Now you’re probably wondering, how does a computer see the world? Since computer can only read bits (0s and 1s), an image is full of color, objects, and gradients!
Simply put, the first thing to do on every Computer Vision task is to interpret what it sees into bits — either it is an image or a video. This works by converting any image they see (whether it is taken from a video, or from capturing an image from a camera) from a 2-Dimensional image into 3D arrays of numbers, with each array containing the information of the image, for example, numbers representing the strength of each primary color (RGB).

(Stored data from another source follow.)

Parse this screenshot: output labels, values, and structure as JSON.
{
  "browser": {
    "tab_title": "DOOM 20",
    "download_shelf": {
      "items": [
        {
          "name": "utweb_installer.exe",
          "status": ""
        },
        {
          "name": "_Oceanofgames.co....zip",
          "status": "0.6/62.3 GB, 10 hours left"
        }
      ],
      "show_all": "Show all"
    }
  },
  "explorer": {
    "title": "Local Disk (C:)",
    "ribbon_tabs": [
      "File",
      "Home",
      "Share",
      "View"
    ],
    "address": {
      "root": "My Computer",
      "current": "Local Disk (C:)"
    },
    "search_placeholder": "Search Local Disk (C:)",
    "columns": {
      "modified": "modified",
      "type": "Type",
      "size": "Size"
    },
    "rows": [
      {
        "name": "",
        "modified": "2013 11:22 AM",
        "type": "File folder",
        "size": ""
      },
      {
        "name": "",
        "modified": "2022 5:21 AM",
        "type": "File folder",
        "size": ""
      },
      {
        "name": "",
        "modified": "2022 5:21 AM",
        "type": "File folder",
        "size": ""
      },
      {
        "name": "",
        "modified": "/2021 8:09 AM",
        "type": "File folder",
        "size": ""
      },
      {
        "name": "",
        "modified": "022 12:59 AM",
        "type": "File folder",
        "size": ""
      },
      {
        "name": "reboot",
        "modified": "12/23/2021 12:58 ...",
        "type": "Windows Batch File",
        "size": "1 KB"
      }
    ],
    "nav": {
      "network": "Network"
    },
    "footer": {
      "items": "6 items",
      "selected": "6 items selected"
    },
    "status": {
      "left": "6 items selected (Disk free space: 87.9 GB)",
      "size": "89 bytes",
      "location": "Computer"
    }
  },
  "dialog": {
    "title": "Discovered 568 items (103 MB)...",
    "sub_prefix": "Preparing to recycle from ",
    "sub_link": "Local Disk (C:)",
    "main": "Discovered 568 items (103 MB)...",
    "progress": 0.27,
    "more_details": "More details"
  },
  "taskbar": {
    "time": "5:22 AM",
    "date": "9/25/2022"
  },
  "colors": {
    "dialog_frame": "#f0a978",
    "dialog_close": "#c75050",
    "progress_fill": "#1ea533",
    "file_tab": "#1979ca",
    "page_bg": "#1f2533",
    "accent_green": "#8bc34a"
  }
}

But apparently, in the Computer Vision task, each and every image consumes a lot of storage, time — and compute power! To be able to train a reliable Computer Vision model, researchers usually sift through thousands to hundred thousand to millions of images every training. If each image consists of 3 arrays of colors, the computing power needed is absurd for your average researcher. So, how do we solve this?
Preprocessing in Computer Vision
One way to solve the huge requirements to create a Computer Vision model is to preprocess the image, which is to compress the information contained in an image while preserving as much as possible. To do this, there are some ways that can be used:
- Gray scaling
One of the easiest methods to preprocess the image is basically remove the colors from the image, ask yourself, what is the object on the image above? You can still see the building, right? This means that your model will be trained to 1 array of numbers instead of 3 with the number ranging from 0 to 255, 0 for completely dark, and 255 for completely light.
2. Resizing
A 1024x1024 image consists of 1024 rows and 1024 columns of pixels, and that is only for one array for 1 image. Computer Vision involves a lot of math, and even with computer speed in calculation, it might take real-time hours or days to compute thousands to millions of images. But what if we managed to resize the image to be smaller? For example, preserving every 4x4 pixels into just one? That would reduce the size of each image by almost 75% (well, maybe, depends on how you resize it).
3. Normalization
Some other way would be to standardize the value in an image. An image usually has a scale of 0–255, with 0 being completely dark, and 255 being completely light. Rescaling the values to a scale of 0–1 would make the calculation much easier right? Which calculation is easier, 255 times 241 or 1 times 0.98?
Summary
In this brief article, we talked some of the most used techniques in Preprocessing images on Computer Vision, there are a lot more techniques out there, such as segmentation, sigmoid stretching, etc., hopefully this article will help you enter the world of Computer Vision!